The nonalcoholic beverage market is one of the most dynamic and innovative segments for private label, although experts at the Store Brands Industry Forum on Beverages held virtually on Sept. 29 spoke about supply chain challenges to the industry. 

The forum provided retailers a chance to listen and connect with private label industry experts. Hosted by Store Brands executive editor Dan Ochwat, the beverage forum consisted of four sections: coffee and tea, dairy, nonalcoholic beverages and alcoholic beverages.

The event, now available on demand, began with a keynote address and a discussion on private label coffee and tea, followed by the dairy portion of the forum, which was then followed by the nonalcoholic beverage segment. Ochwat spoke with Dale Johnson, senior director and divisional merchandise manager of consumables at Walgreens, and Erin Butler, private brands manager at Casey’s.

“It’s been exciting for us to watch as the beverage industry has been evolving,” said Johnson. “The one thing we see in the beverage category compared to the others is that there’s still a strong pipeline of innovation. We’re starting to see a lot more beverages that are in the ‘better for you’ space, and we’re looking at ways we can innovate there.”

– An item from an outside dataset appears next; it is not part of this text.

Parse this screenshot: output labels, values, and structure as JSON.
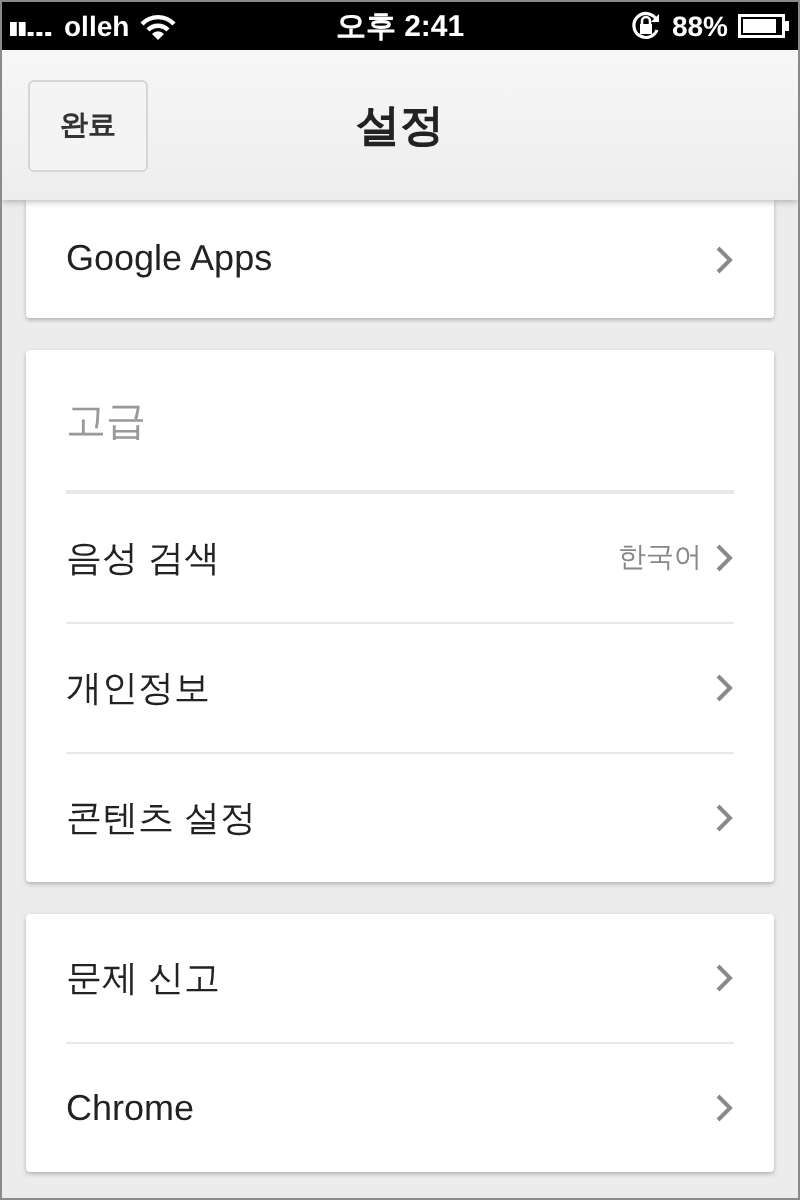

Johnson said that as a result of the pandemic, Walgreens has shifted its private label beverage focus from branding and marketing to manufacturing needs.

“In this new environment with all the challenges, you have to get way into the manufacturing,” he said. “Do they have the raw ingredients and materials needed to make the product? You have to make sure they have a reliable supply chain. On-shelf availability is just so important. The days of single-source supplying are probably gone.”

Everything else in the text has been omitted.